Molecular and neuroimmune pharmacology of S1P receptor modulators and other disease-modifying therapies for multiple sclerosis

by Selleckchem | Jul 07 2023

Multiple sclerosis (MS) is a neurological, immune-mediated demyelinating disease that affects people in the prime of life. Environmental, infectious, and genetic factors have been implicated in its etiology, although a definitive cause has yet to be determined. Nevertheless, multiple disease-modifying therapies (DMTs: including interferons, glatiramer acetate, fumarates, cladribine, teriflunomide, fingolimod, siponimod, ozanimod, ponesimod, and monoclonal antibodies targeting ITGA4, CD20, and CD52) have been developed and approved for the treatment of MS. All the DMTs approved to date target immunomodulation as their mechanism of action (MOA); however, the direct effects of some DMTs on the central nervous system (CNS), particularly sphingosine 1-phosphate (S1P) receptor (S1PR) modulators, implicate a parallel MOA that may also reduce neurodegenerative sequelae. This review summarizes the currently approved DMTs for the treatment of MS and provides details and recent advances in the molecular pharmacology, immunopharmacology, and neuropharmacology of S1PR modulators, with a special focus on the CNS-oriented, astrocyte-centric MOA of fingolimod.

Comments:

Multiple sclerosis (MS) is a complex neurological disease characterized by immune-mediated damage to the myelin sheath, the protective covering of nerve fibers in the central nervous system (CNS). The exact cause of MS is not yet fully understood, but it is believed to involve a combination of environmental, infectious, and genetic factors. Despite the lack of a definitive cause, significant progress has been made in the development of disease-modifying therapies (DMTs) for MS.

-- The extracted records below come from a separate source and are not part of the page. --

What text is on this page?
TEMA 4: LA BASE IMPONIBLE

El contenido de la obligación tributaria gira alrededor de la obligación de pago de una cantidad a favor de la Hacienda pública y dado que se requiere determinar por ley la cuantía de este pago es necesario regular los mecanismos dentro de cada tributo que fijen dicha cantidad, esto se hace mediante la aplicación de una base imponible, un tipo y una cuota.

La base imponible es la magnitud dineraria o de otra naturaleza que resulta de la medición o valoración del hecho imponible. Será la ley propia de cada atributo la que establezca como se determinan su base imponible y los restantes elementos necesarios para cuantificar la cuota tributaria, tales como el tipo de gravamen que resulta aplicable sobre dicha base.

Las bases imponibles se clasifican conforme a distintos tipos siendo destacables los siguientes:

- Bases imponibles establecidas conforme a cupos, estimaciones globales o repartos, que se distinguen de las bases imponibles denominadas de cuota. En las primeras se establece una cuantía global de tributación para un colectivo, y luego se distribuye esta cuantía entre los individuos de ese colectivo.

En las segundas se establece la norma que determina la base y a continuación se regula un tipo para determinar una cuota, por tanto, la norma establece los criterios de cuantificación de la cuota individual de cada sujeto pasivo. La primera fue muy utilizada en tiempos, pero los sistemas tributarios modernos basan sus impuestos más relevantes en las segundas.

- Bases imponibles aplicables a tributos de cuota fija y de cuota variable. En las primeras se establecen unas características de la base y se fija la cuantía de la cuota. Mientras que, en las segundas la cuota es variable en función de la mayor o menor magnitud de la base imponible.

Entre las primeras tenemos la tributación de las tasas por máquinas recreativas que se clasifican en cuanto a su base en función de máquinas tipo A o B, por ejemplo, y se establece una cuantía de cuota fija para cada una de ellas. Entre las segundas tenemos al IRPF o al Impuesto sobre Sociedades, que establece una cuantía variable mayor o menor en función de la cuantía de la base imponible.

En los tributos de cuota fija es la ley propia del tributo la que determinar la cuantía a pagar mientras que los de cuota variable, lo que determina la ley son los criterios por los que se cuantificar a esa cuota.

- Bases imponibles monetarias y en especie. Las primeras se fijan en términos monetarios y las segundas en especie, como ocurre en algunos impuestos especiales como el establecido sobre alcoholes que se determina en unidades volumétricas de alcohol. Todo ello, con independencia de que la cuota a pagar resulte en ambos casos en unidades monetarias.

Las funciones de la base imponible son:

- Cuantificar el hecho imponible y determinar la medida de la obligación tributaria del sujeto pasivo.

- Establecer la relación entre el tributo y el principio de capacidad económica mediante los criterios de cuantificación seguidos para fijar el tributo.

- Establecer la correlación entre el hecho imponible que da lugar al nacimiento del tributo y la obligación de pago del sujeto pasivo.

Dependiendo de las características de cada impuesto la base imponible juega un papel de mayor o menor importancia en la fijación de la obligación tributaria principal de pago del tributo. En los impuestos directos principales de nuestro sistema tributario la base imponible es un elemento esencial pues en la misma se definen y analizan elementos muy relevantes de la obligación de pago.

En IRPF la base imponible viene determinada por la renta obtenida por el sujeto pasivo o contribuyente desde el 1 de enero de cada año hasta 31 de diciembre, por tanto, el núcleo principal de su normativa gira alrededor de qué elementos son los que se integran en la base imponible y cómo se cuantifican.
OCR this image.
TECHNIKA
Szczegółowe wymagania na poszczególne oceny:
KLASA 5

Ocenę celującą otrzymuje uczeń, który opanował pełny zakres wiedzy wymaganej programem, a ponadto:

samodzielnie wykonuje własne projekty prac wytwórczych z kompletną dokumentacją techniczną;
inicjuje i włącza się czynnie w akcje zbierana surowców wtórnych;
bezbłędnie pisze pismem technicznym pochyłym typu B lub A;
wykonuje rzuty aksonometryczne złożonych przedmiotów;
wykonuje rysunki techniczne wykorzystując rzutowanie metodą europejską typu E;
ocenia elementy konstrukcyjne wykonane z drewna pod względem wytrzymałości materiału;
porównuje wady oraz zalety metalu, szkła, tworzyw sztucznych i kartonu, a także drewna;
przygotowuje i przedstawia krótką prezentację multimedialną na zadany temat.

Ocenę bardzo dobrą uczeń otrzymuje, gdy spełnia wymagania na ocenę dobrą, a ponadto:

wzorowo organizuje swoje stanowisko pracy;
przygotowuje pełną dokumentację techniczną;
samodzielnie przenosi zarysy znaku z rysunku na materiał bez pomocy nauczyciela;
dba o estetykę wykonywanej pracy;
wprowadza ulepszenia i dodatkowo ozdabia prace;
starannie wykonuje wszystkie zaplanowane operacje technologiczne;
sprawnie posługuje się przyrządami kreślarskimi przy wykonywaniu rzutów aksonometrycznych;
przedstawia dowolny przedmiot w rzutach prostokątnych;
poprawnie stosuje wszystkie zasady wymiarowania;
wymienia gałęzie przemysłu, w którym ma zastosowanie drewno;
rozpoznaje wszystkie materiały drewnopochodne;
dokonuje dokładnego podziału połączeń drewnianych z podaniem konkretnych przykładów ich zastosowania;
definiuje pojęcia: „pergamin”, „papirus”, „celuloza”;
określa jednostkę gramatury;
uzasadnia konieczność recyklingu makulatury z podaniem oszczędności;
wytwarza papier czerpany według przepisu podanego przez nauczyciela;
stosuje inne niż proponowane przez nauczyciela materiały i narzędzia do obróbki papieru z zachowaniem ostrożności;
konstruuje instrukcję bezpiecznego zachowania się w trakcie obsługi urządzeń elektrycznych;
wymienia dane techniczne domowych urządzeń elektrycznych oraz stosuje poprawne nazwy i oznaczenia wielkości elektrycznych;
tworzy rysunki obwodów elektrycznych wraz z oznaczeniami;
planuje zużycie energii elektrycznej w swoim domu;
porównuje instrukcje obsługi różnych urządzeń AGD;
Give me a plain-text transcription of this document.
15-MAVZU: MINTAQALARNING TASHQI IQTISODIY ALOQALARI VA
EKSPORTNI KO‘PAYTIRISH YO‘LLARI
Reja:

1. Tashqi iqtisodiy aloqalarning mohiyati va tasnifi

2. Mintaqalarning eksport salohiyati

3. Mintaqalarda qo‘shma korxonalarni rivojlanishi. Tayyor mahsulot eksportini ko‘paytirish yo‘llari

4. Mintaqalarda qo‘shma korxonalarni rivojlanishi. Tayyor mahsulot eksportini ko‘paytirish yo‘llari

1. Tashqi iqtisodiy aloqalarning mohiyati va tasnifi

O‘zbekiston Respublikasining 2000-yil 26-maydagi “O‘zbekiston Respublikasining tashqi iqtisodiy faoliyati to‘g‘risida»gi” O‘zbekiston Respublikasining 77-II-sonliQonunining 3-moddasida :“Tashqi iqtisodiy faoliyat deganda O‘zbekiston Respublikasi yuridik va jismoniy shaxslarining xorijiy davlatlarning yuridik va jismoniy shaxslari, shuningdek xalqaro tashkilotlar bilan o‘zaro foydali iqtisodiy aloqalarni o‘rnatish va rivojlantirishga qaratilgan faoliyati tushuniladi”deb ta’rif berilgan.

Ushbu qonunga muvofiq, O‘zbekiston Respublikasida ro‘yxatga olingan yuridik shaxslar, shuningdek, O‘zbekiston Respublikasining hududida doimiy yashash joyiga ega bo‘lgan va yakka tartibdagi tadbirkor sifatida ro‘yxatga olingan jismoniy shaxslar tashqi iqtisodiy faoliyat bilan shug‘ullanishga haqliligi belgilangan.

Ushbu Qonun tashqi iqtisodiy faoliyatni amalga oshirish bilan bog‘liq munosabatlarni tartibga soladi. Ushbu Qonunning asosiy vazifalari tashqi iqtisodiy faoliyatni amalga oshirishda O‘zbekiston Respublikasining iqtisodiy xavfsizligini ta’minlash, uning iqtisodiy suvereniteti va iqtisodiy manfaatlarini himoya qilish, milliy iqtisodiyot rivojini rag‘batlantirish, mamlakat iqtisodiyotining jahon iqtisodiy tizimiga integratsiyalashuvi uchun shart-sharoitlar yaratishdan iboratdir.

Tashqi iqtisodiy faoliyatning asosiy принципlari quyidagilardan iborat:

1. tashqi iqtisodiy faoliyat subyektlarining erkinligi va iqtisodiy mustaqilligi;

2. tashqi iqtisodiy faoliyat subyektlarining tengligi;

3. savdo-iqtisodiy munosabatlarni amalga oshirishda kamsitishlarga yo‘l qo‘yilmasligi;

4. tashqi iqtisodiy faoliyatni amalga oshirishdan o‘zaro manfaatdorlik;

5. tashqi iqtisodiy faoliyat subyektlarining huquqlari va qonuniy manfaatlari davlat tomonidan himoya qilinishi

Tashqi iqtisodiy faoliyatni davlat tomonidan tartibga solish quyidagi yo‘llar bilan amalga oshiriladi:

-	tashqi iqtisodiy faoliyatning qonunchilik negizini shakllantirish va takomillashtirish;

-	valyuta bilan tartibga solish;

Various DMTs have been approved for the treatment of MS, and they primarily target immunomodulation as their mechanism of action. These therapies aim to modulate the immune system to reduce the frequency and severity of relapses and slow down the progression of disability. Some of the commonly used DMTs include interferons, glatiramer acetate, fumarates, cladribine, teriflunomide, fingolimod, siponimod, ozanimod, ponesimod, and monoclonal antibodies targeting proteins such as ITGA4, CD20, and CD52.

While the primary mode of action of these DMTs is immunomodulation, some of them, especially the sphingosine 1-phosphate receptor (S1PR) modulators, have been found to have direct effects on the CNS. Fingolimod, in particular, has been extensively studied for its neuropharmacological effects. Fingolimod acts as an agonist for S1PRs, which are widely expressed in the CNS, including on astrocytes, a type of glial cell.

Astrocytes play crucial roles in maintaining the health and function of neurons in the CNS. Fingolimod has been shown to directly affect astrocyte function, leading to various neuroprotective effects. It can reduce the production of pro-inflammatory molecules and enhance the production of neurotrophic factors, which promote the survival and growth of neurons. Fingolimod's effects on astrocytes also involve modulating calcium signaling, which is important for neuronal communication.

Additionally, fingolimod has been found to impact other cell types in the CNS, including neurons, microglia, and oligodendrocytes. It can influence neuronal excitability, regulate microglial activation and migration, and promote remyelination by enhancing the differentiation of oligodendrocyte precursor cells.

The ability of fingolimod and other S1PR modulators to target both the immune system and the CNS suggests a potential dual mechanism of action. By reducing immune cell infiltration into the CNS, these drugs can limit the inflammatory damage to myelin. Simultaneously, their effects on CNS cells, particularly astrocytes, may contribute to neuroprotection and repair processes, potentially mitigating neurodegenerative aspects of the disease.

In summary, the approved DMTs for MS primarily target immunomodulation, but some, such as fingolimod, have additional effects on the CNS. Fingolimod's ability to modulate astrocyte function and impact multiple cell types in the CNS highlights its potential to reduce neurodegenerative sequelae associated with MS. Further research into the molecular pharmacology and neuropharmacology of S1PR modulators, including their effects on different cell types in the CNS, may provide valuable insights for the development of future therapies for MS.